I think I wrote those letters! HA!
Elle

Momma Rae and the Deputy said...

aww.............
potty training, my Oh my... not going so well in this house either..

Deidra said...

Oh you make me laugh out loud! Perfect start to my Monday. Hope yours is a successful potty day!

sherry ♥ lee said...

Simone you have one wickedly good sense of humour!!! I don't envy you the joys of toilet training and getting a two year old to sleep...every one of these letters makes so much sense!!! The last one was my favourite!!!! ;)

Nezzy said...

What a hysterically funny take you have of potty training. My DIL carefully planned for me to have the children when they were weened from the breast or potty training needed to take place. Amazingly it usually happened when their parents took the youth to Youth Camp.

Just a thought. When my son and DIL returned after a week their babes were weened or trained.

Good luck Hun, these are times that try Moms soul!!!

Danica said...

LOL you must be one worn out momma!!

Ev`Yan said...

The last letter to God made me laugh out loud, Mommy!!! Here's hoping she starts sneezing. ;]

Anita said...

That scares me...the thought of having a two year old in my household again! But God gives us what we need to do what we have to do.
Hang in there Girlfriend!

Heart2Heart said...

Simone,

I think we all could have signed a few of those letters ourselves. They are just made to help not to be perfect.

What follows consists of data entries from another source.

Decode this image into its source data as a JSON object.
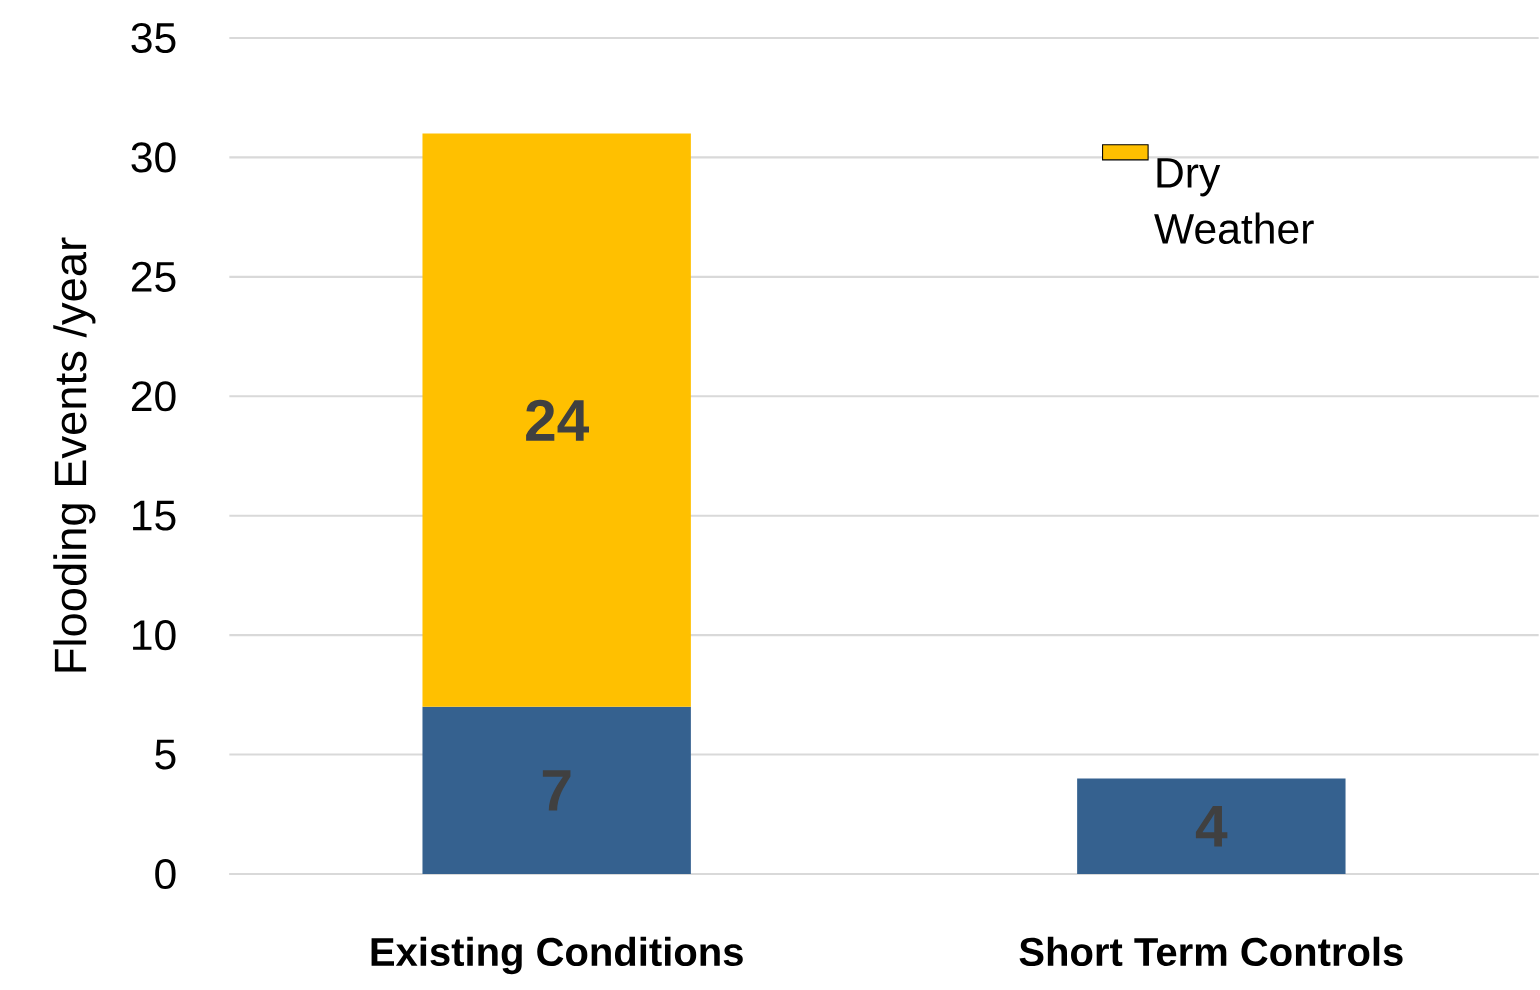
{
  "chart_data": {
    "type": "bar",
    "stacked": true,
    "ylabel": "Flooding Events /year",
    "categories": [
      "Existing Conditions",
      "Short Term Controls"
    ],
    "series": [
      {
        "color": "#35618f",
        "values": [
          7,
          4
        ]
      },
      {
        "name": "Dry Weather",
        "color": "#ffc000",
        "values": [
          24,
          null
        ]
      }
    ],
    "ylim": [
      0,
      35
    ],
    "yticks": [
      0,
      5,
      10,
      15,
      20,
      25,
      30,
      35
    ],
    "grid": "y",
    "legend": "top right",
    "data_labels": true
  }
}
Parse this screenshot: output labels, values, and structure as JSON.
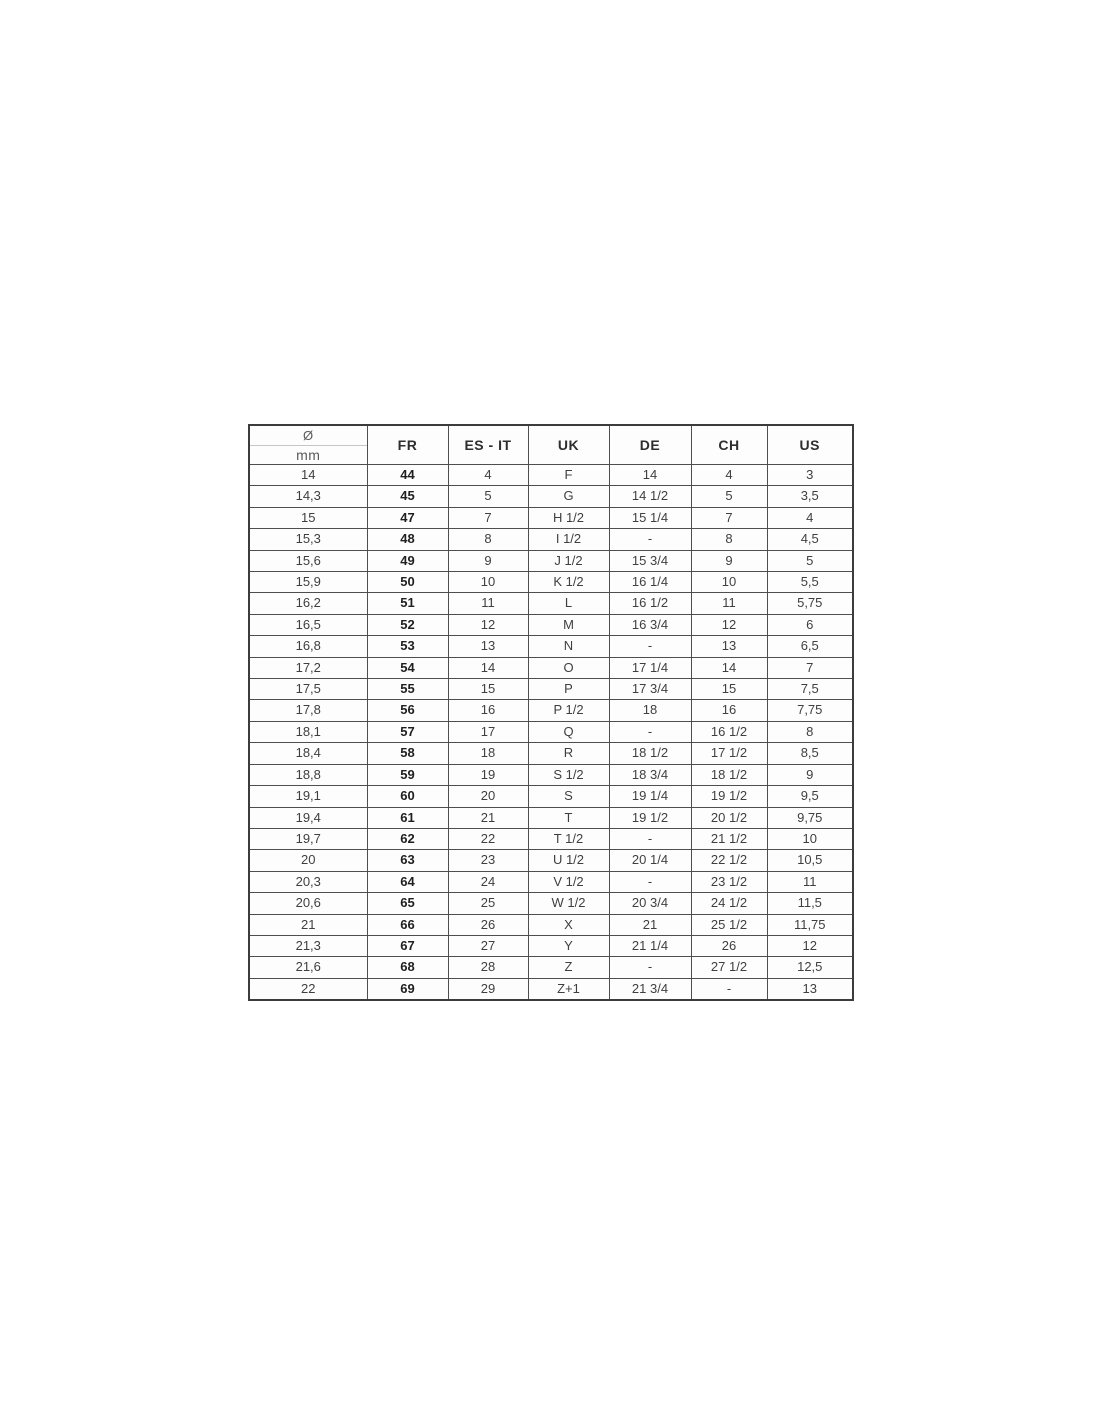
{
  "chart_data": {
    "type": "table",
    "header": {
      "diameter_symbol": "Ø",
      "diameter_unit": "mm",
      "columns": [
        "FR",
        "ES - IT",
        "UK",
        "DE",
        "CH",
        "US"
      ]
    },
    "columns_full": [
      "Ø mm",
      "FR",
      "ES - IT",
      "UK",
      "DE",
      "CH",
      "US"
    ],
    "rows": [
      [
        "14",
        "44",
        "4",
        "F",
        "14",
        "4",
        "3"
      ],
      [
        "14,3",
        "45",
        "5",
        "G",
        "14 1/2",
        "5",
        "3,5"
      ],
      [
        "15",
        "47",
        "7",
        "H 1/2",
        "15 1/4",
        "7",
        "4"
      ],
      [
        "15,3",
        "48",
        "8",
        "I 1/2",
        "-",
        "8",
        "4,5"
      ],
      [
        "15,6",
        "49",
        "9",
        "J 1/2",
        "15 3/4",
        "9",
        "5"
      ],
      [
        "15,9",
        "50",
        "10",
        "K 1/2",
        "16 1/4",
        "10",
        "5,5"
      ],
      [
        "16,2",
        "51",
        "11",
        "L",
        "16 1/2",
        "11",
        "5,75"
      ],
      [
        "16,5",
        "52",
        "12",
        "M",
        "16 3/4",
        "12",
        "6"
      ],
      [
        "16,8",
        "53",
        "13",
        "N",
        "-",
        "13",
        "6,5"
      ],
      [
        "17,2",
        "54",
        "14",
        "O",
        "17 1/4",
        "14",
        "7"
      ],
      [
        "17,5",
        "55",
        "15",
        "P",
        "17 3/4",
        "15",
        "7,5"
      ],
      [
        "17,8",
        "56",
        "16",
        "P 1/2",
        "18",
        "16",
        "7,75"
      ],
      [
        "18,1",
        "57",
        "17",
        "Q",
        "-",
        "16 1/2",
        "8"
      ],
      [
        "18,4",
        "58",
        "18",
        "R",
        "18 1/2",
        "17 1/2",
        "8,5"
      ],
      [
        "18,8",
        "59",
        "19",
        "S 1/2",
        "18 3/4",
        "18 1/2",
        "9"
      ],
      [
        "19,1",
        "60",
        "20",
        "S",
        "19 1/4",
        "19 1/2",
        "9,5"
      ],
      [
        "19,4",
        "61",
        "21",
        "T",
        "19 1/2",
        "20 1/2",
        "9,75"
      ],
      [
        "19,7",
        "62",
        "22",
        "T 1/2",
        "-",
        "21 1/2",
        "10"
      ],
      [
        "20",
        "63",
        "23",
        "U 1/2",
        "20 1/4",
        "22 1/2",
        "10,5"
      ],
      [
        "20,3",
        "64",
        "24",
        "V 1/2",
        "-",
        "23 1/2",
        "11"
      ],
      [
        "20,6",
        "65",
        "25",
        "W 1/2",
        "20 3/4",
        "24 1/2",
        "11,5"
      ],
      [
        "21",
        "66",
        "26",
        "X",
        "21",
        "25 1/2",
        "11,75"
      ],
      [
        "21,3",
        "67",
        "27",
        "Y",
        "21 1/4",
        "26",
        "12"
      ],
      [
        "21,6",
        "68",
        "28",
        "Z",
        "-",
        "27 1/2",
        "12,5"
      ],
      [
        "22",
        "69",
        "29",
        "Z+1",
        "21 3/4",
        "-",
        "13"
      ]
    ],
    "layout": {
      "grid": true,
      "bold_column": "FR",
      "border_color": "#3c3c3c",
      "text_color": "#3f3f3f"
    }
  }
}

I never noticed about the Disney CD's until you mentioned it. You are right, it is the very last song played. This is where you burn your own and delete that track.

Love and Hugs ~ Kat

Jenni Jiggety said...

Ehhh...give her the Benadryl anyway. ;-D

Momof3 said...

lol All those same things could apply to my 3 year old except change the sponge bob to dora.

JennyMac said...

hahahahaha....SO SO funny. We are in pullups and not quite in rubber pants and SpongeBob underwear phase. Will be on lookout for faulty pairs though as I do not want them in my house either. LOL.

blueviolet said...

I've never been able to figure out the point of rubber pants because they don't keep anything in!

Tami said...

LOL< I adore your lists! You crack me up every time I read yo urblog! Miss ya girlie. Hope all is well with you. Homework and work are my every WAKING thought..LOL

The Peach Tart said...

Oh how I remember that days.

Joanna Jenkins said...

Glad to see you still have your sense of humor after all that letter writing :-) I hope Little boo catches on soooooooon!

Hang in there.
xo

Lin said...

Everyone ought to take a daily dose of Benedryl--you know, sometime around 2:00 or so. And then, quiet would reign over the world for an hour or so. Doesn't that sound dreamy?